Buenos Aires se derrite por el calor. Se derrite el asfalto, los edificios y también las personas, y éstas incluso más rápido. La consistencia y densidad de la carne son sin duda más frágiles que las del concentrado concreto. Los cuerpos se deshacen, dejan una estela apenas visible tras de sí. Y de repente sucede que llueve. Y será que uno lo deseó tanto que llueve con fuerza, y toda la ciudad se inunda con agua de lluvia.
A veces me siento arder como la lava de un volcán, otras me muevo rápido como si fuera un río. En ambos casos me voy por la alcantarilla y lo celebro, siempre viene bien un cambio. Además puedo viajar bajotierra sin pagar los $ 2,50 que ahora cuesta el subte y sin necesidad de saltar los molinetes en señal de protesta.
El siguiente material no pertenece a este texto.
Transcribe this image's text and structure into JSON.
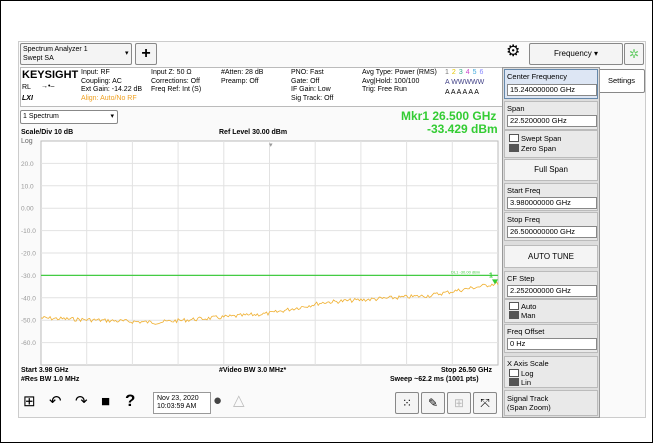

Una vez abajo, me pierdo, me confundo en los desvíos de los circuitos subterráneos. Pero a la mugre y fealdad que me rodea le gana el vértigo de la aventura. Todo eso lo disfruto pero también me asusta. Restos de mi cuerpo desmonto aquí y allá, y poco a poco me deshago en la inmensidad, y ya no viajo porque estoy acá y allá, como el lenguado soñador de Watanabe:
El miedo circulará siempre en mi cuerpo
como otra sangre. Mi cuerpo no es mucho. Soy
una palada de órganos enterrados en la arena
y los bordes imperceptibles de mi carne
no están muy lejos.
A veces sueño que me expando
y ondulo como una llanura,
sereno y sin miedo, y más grande
que los más grandes. Yo soy entonces
toda la arena, todo el vasto fondo marino.